Избранное [ Ирландский дневник; Бильярд в половине десятого; Глазами клоуна; Потерянная честь Катарины Блюм.Рассказы] - Генрих Бёлль
Шрифт:
Интервал:
Закладка:
Я открыл кран в ванной, снял куртку, стянул через голову верхнюю рубаху и белье, бросил все в угол и уже собрался влезть в ванну, как зазвонил телефон. Я знал только одного человека, в чьих руках телефон начинает звонить так бодро, так мужественно, — это Цонерер, мой агент. Он так близко и настойчиво кричит в трубку, что я всегда боюсь, как бы он меня не забрызгал слюной. Если он хочет сказать мне что-нибудь приятное, он начинает разговор так: «Вчера вы были просто великолепны». Говорит он это наобум, даже не зная, был ли я действительно великолепен или нет, а когда он хочет сказать неприятное, он обычно начинает так: «Слушайте, Шнир, вы, конечно, не Чаплин…» Этим он вовсе не хочет сказать, что я хуже Чаплина как клоун, а просто, что я не настолько знаменит, чтобы позволять себе то, что раздражает его, Цонерера.

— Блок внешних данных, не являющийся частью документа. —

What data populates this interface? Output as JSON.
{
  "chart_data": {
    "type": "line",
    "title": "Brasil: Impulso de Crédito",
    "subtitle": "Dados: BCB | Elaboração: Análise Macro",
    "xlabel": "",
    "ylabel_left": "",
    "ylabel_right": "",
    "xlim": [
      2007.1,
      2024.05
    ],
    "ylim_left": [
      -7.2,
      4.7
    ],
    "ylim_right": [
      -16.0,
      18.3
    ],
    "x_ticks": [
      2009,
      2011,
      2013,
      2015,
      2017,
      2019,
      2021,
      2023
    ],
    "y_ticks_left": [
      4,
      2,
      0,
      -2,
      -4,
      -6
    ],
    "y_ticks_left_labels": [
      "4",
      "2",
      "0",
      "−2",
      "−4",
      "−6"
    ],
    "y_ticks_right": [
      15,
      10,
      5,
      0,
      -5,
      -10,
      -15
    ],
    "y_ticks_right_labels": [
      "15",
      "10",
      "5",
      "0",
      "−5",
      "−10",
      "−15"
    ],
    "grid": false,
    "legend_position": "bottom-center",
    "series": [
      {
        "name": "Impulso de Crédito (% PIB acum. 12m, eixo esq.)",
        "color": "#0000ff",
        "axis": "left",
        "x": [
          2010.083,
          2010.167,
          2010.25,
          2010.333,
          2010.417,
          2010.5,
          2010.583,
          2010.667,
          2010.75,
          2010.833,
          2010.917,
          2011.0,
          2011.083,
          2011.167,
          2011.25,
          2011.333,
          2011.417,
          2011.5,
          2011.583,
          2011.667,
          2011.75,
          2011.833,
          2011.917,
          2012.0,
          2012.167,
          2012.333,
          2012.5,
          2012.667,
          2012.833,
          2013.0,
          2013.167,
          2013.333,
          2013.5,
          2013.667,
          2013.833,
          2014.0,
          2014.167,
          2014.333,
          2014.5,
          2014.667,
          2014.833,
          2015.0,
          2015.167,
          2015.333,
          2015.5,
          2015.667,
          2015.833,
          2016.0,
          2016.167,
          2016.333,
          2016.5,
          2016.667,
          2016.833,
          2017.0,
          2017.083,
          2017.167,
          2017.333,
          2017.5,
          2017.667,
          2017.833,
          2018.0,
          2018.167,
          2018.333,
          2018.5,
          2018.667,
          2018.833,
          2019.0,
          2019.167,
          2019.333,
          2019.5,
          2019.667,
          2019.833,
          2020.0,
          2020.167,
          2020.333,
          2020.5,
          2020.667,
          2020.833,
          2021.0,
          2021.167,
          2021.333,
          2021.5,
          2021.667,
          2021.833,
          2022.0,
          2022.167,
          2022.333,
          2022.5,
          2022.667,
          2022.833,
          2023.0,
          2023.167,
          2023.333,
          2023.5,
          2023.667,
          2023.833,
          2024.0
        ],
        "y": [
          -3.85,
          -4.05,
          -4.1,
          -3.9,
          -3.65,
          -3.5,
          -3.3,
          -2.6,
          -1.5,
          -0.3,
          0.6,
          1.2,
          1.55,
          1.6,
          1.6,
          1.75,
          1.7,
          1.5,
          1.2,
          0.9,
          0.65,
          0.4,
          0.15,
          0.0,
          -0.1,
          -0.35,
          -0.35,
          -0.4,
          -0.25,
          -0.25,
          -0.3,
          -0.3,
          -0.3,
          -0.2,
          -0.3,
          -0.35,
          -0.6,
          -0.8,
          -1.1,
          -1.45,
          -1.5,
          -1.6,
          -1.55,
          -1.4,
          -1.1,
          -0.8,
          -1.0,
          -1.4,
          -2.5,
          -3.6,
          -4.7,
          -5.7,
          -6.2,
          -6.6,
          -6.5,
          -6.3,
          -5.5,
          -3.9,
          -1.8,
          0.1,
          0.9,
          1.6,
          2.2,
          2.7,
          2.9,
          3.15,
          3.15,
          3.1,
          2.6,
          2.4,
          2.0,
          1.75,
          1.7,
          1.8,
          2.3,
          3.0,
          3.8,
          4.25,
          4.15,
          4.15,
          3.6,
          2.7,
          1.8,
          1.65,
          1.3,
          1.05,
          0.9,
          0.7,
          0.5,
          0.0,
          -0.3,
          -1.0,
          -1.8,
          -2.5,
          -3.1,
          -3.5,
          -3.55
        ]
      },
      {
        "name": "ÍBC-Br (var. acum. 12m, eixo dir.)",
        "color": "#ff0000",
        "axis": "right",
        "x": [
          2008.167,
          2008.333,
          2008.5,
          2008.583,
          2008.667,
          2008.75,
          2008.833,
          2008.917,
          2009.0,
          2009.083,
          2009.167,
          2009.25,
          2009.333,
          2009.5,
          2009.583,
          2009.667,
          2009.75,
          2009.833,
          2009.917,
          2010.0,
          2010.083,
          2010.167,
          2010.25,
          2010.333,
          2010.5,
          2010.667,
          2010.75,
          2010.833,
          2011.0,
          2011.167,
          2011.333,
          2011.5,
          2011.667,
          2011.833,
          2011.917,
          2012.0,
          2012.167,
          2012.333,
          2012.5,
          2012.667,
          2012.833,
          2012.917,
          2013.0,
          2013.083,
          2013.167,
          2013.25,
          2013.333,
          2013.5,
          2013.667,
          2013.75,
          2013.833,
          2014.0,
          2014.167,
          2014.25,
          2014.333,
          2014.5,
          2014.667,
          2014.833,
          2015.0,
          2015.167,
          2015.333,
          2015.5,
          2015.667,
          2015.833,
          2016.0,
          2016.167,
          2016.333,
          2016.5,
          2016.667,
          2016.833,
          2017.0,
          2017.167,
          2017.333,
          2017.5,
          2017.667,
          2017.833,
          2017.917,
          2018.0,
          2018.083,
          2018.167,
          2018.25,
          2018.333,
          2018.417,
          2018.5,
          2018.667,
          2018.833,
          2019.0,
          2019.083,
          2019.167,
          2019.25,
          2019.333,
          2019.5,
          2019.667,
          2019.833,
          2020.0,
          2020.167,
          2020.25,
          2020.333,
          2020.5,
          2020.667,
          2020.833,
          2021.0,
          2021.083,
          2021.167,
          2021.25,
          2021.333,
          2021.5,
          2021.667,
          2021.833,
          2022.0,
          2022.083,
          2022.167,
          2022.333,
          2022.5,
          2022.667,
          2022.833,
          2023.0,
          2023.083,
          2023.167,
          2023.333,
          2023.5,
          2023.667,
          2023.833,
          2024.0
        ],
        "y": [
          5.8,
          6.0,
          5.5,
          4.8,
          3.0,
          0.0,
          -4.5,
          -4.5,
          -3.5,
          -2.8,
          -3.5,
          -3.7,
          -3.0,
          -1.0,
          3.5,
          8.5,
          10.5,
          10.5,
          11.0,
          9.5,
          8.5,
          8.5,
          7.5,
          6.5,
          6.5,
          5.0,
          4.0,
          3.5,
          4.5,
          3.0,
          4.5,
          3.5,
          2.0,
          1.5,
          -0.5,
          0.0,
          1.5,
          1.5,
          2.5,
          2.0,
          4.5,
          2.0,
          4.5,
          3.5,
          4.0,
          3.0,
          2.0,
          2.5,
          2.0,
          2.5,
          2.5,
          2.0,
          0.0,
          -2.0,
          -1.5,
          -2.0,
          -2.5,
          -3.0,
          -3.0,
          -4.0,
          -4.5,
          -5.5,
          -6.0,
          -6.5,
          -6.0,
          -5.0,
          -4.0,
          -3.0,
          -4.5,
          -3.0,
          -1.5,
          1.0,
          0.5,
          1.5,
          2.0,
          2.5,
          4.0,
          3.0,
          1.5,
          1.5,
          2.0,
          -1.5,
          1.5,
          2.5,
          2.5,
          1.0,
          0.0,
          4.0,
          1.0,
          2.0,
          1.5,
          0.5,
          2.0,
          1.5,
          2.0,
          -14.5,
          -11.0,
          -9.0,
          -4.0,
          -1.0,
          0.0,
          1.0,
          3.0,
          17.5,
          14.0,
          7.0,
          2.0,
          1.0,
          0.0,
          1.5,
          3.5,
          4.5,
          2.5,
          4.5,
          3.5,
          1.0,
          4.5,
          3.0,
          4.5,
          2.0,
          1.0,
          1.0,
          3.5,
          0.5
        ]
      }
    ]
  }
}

Но сегодня он, наверно, не станет говорить мне неприятности и не будет, как обычно, когда я отказываюсь выступать, предсказывать близкий конец света. Он даже не станет приписывать мне «манию отказов». Но, должно быть, уже из Оффенбаха, из Бамберга и Нюрнберга тоже пришли отказы, и он начнет мне по телефону жаловаться, какие убытки он из-за меня терпит. Телефон все звонил, громко, бодро, мужественно, я совсем было собрался швырнуть в него диванной подушкой, но вместо того накинул халат, пошел в столовую и остановился перед заливавшимся телефоном. У этих агентов крепкие нервы, как положено их сословию, и слова вроде «утонченная артистическая натура» для них все равно что «дортмундское пиво», а всякая попытка поговорить с ними всерьез об искусстве, об артистах — только пустое сотрясение воздуха. Да и они отлично знают, что самый бессовестный артист в тысячу раз совестливее самого добросовестного агента, но у них есть оружие, против которого невозможно бороться: они отлично знают, что настоящий художник не может не делать того, что делает, — пишет ли он картины или клоуном шатается по свету, поет ли песни или высекает «непреходящее» из мрамора и гранита. Художник похож на женщину, которая только и умеет любить и становится жертвой первого попавшегося осла. А художников и женщин эксплуатировать легче всего, и в каждом агенте сидит сутенер — в ком только на один процент, а в ком и на все девяносто. И этот телефонный звонок звучал совершенно по-сутенерски. Конечно, Цонерер уже выведал у Костерта, когда я уехал из Бохума, и точно знал, что я сейчас дома. Я завязал пояс халата и взял трубку. Мне в лицо сразу ударил пивной запах.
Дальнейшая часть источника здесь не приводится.